Wenn das Finanzamt meckert

Jetzt ist jedoch der Prüfer schon da und will Ihnen den Abzug der Bewirtungskosten streichen, weil die Angaben zu ungenau sind. Kein Problem, denn es gibt jetzt ein neues Urteil, das Sie unterstützt. 

Der Fall: Ein selbstständiger EDV-Berater hat die Bewirtungsanlässe nur stichpunktartig notiert: Planungsgespräch EDV-Anlage, PC-Beratung oder Kundengespräch sollten reichen. Dem Finanzamt genügten diese Angaben jedoch nicht. Es kürzte die aus den Belegen gezogene Vorsteuer um 50%. Der EDV-Berater hatte neben den spärlichen Angaben zum Anlass auch noch mehrmals pro Woche eine Reihe unterschiedlicher Personen bewirtet, aber nur mit 8 Kunden Umsatz erzielt.

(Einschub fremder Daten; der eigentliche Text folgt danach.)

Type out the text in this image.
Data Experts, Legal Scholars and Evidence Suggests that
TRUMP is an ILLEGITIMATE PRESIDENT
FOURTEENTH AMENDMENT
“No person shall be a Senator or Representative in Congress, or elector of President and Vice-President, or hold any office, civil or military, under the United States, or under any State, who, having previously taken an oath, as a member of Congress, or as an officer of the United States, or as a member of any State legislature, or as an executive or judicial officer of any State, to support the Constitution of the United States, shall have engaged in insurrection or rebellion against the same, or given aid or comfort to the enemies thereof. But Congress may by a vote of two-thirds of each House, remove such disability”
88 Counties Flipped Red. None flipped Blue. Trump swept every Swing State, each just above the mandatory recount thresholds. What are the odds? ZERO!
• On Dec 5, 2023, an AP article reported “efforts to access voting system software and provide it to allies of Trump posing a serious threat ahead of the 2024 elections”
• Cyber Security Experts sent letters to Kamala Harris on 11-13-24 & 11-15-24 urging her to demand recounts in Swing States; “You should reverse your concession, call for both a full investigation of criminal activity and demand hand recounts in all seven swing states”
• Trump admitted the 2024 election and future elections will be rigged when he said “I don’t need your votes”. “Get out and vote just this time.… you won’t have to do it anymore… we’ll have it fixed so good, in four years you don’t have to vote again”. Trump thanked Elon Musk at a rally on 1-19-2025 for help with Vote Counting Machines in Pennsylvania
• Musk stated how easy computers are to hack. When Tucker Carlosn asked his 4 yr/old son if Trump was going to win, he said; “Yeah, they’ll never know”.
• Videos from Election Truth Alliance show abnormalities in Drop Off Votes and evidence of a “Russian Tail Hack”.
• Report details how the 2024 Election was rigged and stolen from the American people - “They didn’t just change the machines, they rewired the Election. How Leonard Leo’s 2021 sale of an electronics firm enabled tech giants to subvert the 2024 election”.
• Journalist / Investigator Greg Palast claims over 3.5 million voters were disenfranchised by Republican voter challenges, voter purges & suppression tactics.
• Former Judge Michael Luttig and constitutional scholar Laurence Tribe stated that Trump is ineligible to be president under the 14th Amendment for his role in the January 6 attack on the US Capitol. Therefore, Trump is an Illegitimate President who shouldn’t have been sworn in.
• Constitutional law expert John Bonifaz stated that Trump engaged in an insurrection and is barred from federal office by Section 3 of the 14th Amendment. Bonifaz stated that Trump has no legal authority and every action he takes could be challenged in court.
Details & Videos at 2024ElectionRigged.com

Der EDV-Berater klagte und bekam den Steuerabzug in vollem Umfang zugestanden (Finanzgericht München, Urteil vom 26.02.2010, Az. 14 k 4676/06). Es sei normal, dass ein Unternehmen ständig neue Kunden akquiriere, genauso, dass sich daraus nicht immer eine Zusammenarbeit ergäbe. Die Beschreibungen der Anlässe würden zudem einen ausreichenden Bezug zur unternehmerischen Tätigkeit darstellen. Deshalb sahen die Richter keinen Grund, den Abzug der Kosten zu kürzen.